L'ouvrage de Lilian Mathieu a comme perspective de décrire les réalités du vécu des prostituées et prostitués, ainsi que de faire état des débats sur ce sujet dans le mouvement féministe.

Le 11 août dernier, Amnisty International a fait une sortie très remarquée en publiant un projet de résolution appelant à la mise en place d' " un cadre légal dans lequel tous les éléments du travail du sexe seraient dépénalisés ". Avec ce positionnement, l’ONG revient sur un débat qui déchaîne les passions, comme l’illustrent les divisions sur cette question au sein même du féminisme. Ces clivages reflètent la sensibilité et l’émotion que véhicule naturellement la question de la prostitution, qui implique un processus de marchandisation du corps humain, une exploitation de celui-ci par autrui.

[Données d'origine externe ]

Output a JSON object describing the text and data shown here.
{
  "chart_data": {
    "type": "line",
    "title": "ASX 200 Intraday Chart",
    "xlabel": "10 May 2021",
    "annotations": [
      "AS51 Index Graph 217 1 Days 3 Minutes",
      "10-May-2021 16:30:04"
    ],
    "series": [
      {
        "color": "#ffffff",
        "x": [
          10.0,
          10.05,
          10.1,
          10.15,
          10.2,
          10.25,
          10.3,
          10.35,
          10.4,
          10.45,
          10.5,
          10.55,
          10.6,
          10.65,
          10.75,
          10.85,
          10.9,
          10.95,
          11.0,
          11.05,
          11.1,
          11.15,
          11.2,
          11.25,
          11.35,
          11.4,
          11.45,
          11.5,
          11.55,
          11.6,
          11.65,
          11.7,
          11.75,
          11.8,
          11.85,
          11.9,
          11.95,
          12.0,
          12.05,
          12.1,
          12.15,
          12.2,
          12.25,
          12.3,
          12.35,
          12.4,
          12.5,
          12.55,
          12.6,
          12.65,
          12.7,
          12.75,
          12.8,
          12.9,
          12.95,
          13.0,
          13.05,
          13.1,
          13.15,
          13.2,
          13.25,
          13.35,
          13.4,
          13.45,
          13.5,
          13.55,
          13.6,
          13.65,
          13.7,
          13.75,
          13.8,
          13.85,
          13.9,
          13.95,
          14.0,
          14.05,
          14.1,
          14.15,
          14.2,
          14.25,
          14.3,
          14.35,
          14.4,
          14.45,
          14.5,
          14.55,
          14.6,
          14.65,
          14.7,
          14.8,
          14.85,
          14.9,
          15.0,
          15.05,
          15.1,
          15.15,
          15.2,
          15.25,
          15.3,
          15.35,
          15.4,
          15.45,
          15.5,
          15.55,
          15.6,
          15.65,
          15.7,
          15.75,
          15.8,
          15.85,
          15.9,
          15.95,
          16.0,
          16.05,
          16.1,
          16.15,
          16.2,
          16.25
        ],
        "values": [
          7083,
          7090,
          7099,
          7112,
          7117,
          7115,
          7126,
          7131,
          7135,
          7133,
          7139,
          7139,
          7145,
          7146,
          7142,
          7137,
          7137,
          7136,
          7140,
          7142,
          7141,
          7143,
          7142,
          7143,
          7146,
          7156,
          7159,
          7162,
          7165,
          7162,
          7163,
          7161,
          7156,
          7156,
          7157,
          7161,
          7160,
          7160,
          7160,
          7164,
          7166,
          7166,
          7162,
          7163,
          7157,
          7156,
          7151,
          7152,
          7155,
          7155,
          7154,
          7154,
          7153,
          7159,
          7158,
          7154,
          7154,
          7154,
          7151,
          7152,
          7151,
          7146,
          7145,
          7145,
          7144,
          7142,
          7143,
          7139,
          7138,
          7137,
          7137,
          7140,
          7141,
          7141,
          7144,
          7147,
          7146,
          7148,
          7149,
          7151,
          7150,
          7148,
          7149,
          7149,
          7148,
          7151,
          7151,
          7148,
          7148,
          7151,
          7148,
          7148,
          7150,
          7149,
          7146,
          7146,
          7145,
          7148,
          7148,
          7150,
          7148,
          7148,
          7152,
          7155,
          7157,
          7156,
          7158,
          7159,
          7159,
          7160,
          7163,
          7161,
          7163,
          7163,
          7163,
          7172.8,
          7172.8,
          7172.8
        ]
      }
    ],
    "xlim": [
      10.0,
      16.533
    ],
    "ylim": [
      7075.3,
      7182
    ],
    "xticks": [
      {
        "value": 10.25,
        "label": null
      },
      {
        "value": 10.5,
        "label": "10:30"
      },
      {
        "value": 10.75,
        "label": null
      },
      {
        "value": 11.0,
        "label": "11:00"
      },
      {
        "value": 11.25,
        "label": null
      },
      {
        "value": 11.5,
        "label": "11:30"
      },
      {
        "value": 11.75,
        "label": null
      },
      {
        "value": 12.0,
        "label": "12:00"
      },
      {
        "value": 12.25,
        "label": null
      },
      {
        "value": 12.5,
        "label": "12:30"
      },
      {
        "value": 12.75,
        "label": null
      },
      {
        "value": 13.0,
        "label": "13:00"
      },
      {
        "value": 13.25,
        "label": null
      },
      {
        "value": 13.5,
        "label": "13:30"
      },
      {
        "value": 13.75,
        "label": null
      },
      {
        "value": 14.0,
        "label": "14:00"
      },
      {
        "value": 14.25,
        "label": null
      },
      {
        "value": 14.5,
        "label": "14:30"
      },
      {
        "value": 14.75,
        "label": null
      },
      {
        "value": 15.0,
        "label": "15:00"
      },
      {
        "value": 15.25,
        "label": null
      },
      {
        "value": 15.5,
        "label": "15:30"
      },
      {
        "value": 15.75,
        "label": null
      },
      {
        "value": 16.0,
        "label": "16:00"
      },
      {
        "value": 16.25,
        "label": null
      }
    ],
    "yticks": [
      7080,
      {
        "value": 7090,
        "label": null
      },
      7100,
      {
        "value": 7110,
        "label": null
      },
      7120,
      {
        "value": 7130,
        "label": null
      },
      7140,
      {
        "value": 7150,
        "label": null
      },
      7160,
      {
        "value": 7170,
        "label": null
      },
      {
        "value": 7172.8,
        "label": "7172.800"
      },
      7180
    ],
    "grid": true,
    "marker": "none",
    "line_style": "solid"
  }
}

Mais ces débats illustrent également la difficulté qu’il y a à appréhender ce sujet éminemment complexe. Prenant ses distances avec certaines idées préconçues reposant plus sur des présupposés idéologiques que de véritables enquêtes de terrain, Lilian Mathieu tente de dresser un portrait de la prostitution, de son évolution et de sa perception, en montrant que celle-ci est plurielle et mouvante, évoluant en fonction du contexte économique, social, moral et juridique.

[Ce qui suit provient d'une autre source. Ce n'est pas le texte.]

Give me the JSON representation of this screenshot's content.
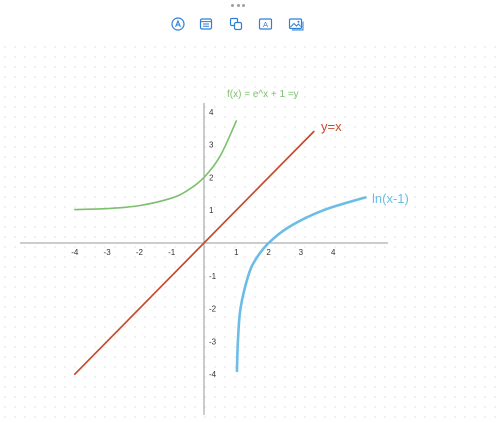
{
  "toolbar": {
    "tools": [
      {
        "icon": "pen-circle-icon"
      },
      {
        "icon": "text-box-icon"
      },
      {
        "icon": "shapes-icon"
      },
      {
        "icon": "text-a-icon",
        "glyph": "A"
      },
      {
        "icon": "image-icon"
      }
    ]
  },
  "colors": {
    "accent": "#2f7fd6",
    "exp_curve": "#7cc06e",
    "line": "#c44a2e",
    "log_curve": "#6bbde6",
    "axis": "#9a9a9a"
  },
  "chart_data": {
    "type": "line",
    "title": "",
    "xlabel": "",
    "ylabel": "",
    "xlim": [
      -4.3,
      4.9
    ],
    "ylim": [
      -4,
      4
    ],
    "x_ticks": [
      -4,
      -3,
      -2,
      -1,
      1,
      2,
      3,
      4
    ],
    "y_ticks": [
      -4,
      -3,
      -2,
      -1,
      1,
      2,
      3,
      4
    ],
    "x_tick_labels": [
      "-4",
      "-3",
      "-2",
      "-1",
      "1",
      "2",
      "3",
      "4"
    ],
    "y_tick_labels": [
      "-4",
      "-3",
      "-2",
      "-1",
      "1",
      "2",
      "3",
      "4"
    ],
    "grid": false,
    "series": [
      {
        "name": "f(x) = e^x + 1 =y",
        "points": [
          [
            -4,
            1.02
          ],
          [
            -3,
            1.05
          ],
          [
            -2,
            1.14
          ],
          [
            -1,
            1.37
          ],
          [
            -0.5,
            1.61
          ],
          [
            0,
            2
          ],
          [
            0.5,
            2.65
          ],
          [
            1,
            3.72
          ]
        ]
      },
      {
        "name": "y=x",
        "points": [
          [
            -4,
            -4
          ],
          [
            3.4,
            3.4
          ]
        ]
      },
      {
        "name": "ln(x-1)",
        "points": [
          [
            1.02,
            -3.9
          ],
          [
            1.05,
            -3.0
          ],
          [
            1.13,
            -2.0
          ],
          [
            1.37,
            -1.0
          ],
          [
            1.6,
            -0.5
          ],
          [
            2,
            0
          ],
          [
            2.65,
            0.5
          ],
          [
            3.7,
            1.0
          ],
          [
            5,
            1.39
          ]
        ]
      }
    ],
    "annotations": [
      {
        "text": "f(x) = e^x + 1 =y"
      },
      {
        "text": "y=x"
      },
      {
        "text": "ln(x-1)"
      }
    ]
  }
}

Le  " stigmate de la pute"

Au début de son ouvrage, Lilian Mathieu explique appuyer son analyse de la prostitution sur la labelling theory élaborée par Howard Becker (1963) pour qui la déviance renvoie avant tout à une catégorie résultant des interactions entre ceux qui respectent la norme et ceux que sont qualifiés de déviants par ces premiers car ne respectant pas cette norme. Il faut savoir que la « norme » est mouvante et selon Becker établie par des  " entrepreneurs de morale ". Ainsi, pour Lilian Mathieu, la catégorisation de la prostitution en tant que " problème social"  résulte avant tout d’une " croisade morale"  contribuant à la construction d’une identité dégradée des prostitué-e-s. Le sociologue français choisit également de mobiliser la notion de stigmate de Goffman   entendue comme " un attribut qui jette un profond discrédit". L’individu pratiquant une activité jugée déviante évite les interactions au sein desquelles la révélation de cette activité peut lui porter préjudice, favorisant ainsi l’entre soi et l’isolement social. Ainsi, " la prostitution existe avant tout, sociologiquement parlant, comme un stigmate particulier qui a été appliqué à une personne au point qu’elle se reconnaît dans cette catégorie, en intériorise les attentes de rôle et adapte sa conduite en conséquence "   .

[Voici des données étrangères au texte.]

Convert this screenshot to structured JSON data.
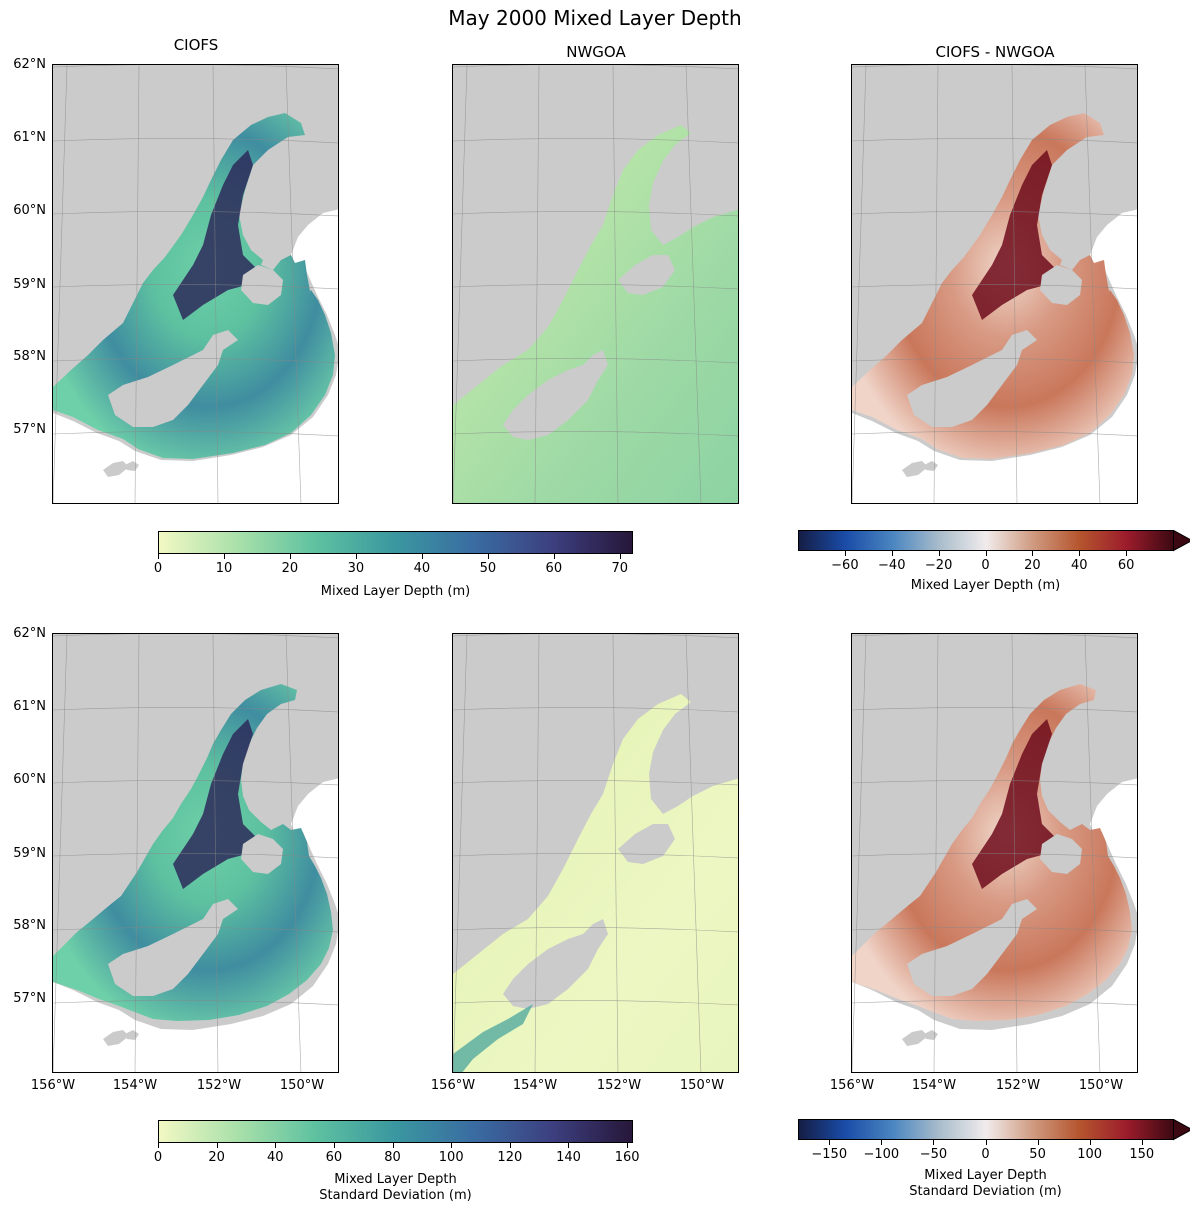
{
  "figure": {
    "title": "May 2000 Mixed Layer Depth",
    "panel_titles": [
      "CIOFS",
      "NWGOA",
      "CIOFS - NWGOA"
    ],
    "lat_labels": [
      "62°N",
      "61°N",
      "60°N",
      "59°N",
      "58°N",
      "57°N"
    ],
    "lon_labels": [
      "156°W",
      "154°W",
      "152°W",
      "150°W"
    ]
  },
  "colorbars": {
    "top_seq": {
      "ticks": [
        "0",
        "10",
        "20",
        "30",
        "40",
        "50",
        "60",
        "70"
      ],
      "label_line1": "Mixed Layer Depth (m)",
      "min": 0,
      "max": 72,
      "colors": [
        "#f2f8c4",
        "#a9e0aa",
        "#5dc1a0",
        "#3a97a0",
        "#3a6ca2",
        "#3c3f7f",
        "#27173a"
      ]
    },
    "top_div": {
      "ticks": [
        "−60",
        "−40",
        "−20",
        "0",
        "20",
        "40",
        "60"
      ],
      "label_line1": "Mixed Layer Depth (m)",
      "min": -80,
      "max": 80,
      "colors": [
        "#151d44",
        "#1a4ca8",
        "#4a85c0",
        "#a8bccb",
        "#f1ecec",
        "#cf9a80",
        "#b5552e",
        "#9c1c2c",
        "#3c0912"
      ]
    },
    "bottom_seq": {
      "ticks": [
        "0",
        "20",
        "40",
        "60",
        "80",
        "100",
        "120",
        "140",
        "160"
      ],
      "label_line1": "Mixed Layer Depth",
      "label_line2": "Standard Deviation (m)",
      "min": 0,
      "max": 162,
      "colors": [
        "#f2f8c4",
        "#a9e0aa",
        "#5dc1a0",
        "#3a97a0",
        "#3a6ca2",
        "#3c3f7f",
        "#27173a"
      ]
    },
    "bottom_div": {
      "ticks": [
        "−150",
        "−100",
        "−50",
        "0",
        "50",
        "100",
        "150"
      ],
      "label_line1": "Mixed Layer Depth",
      "label_line2": "Standard Deviation (m)",
      "min": -180,
      "max": 180,
      "colors": [
        "#151d44",
        "#1a4ca8",
        "#4a85c0",
        "#a8bccb",
        "#f1ecec",
        "#cf9a80",
        "#b5552e",
        "#9c1c2c",
        "#3c0912"
      ]
    }
  },
  "colors": {
    "land": "#cbcbcb",
    "grid": "#888888"
  }
}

Si la prostitution est considérée par l’auteur comme le résultat stigmatisant d’un processus de catégorisation, il précise que celui-ci n’est en rien univoque et dépend notamment de l’encadrement social et juridique à l’œuvre. Pour le sociologue, trois principaux régimes d’encadrement de la prostitution se sont affrontés depuis le XIXe siècle : "le prohibitionnisme qui interdit la prostitution, le réglementarisme qui, en lui définissant un cadre légal, lui accorde une forme de reconnaissance, et l'abolitionnisme qui entend faire disparaître une activité jugée intrinsèquement oppressive"   . L’auteur note toutefois que peu importe le régime dont les États se revendiquent, la plupart des politiques visant la prostitution " se rejoignent par leurs enjeux et leurs conséquences"   : il s’agit de réduire la visibilité de la prostitution au sein d’espaces publics moralisés avec des approches plus pénales que sociales se caractérisant "par la priorité qu’elles donnent aux instruments répressifs plutôt que redistributifs"   . De cette forme de régime de droit criminalisant résulte une dégradation de la condition des prostituées et prostitués, une précarisation accrue et une accentuation du processus de stigmatisation subi par ces derniers.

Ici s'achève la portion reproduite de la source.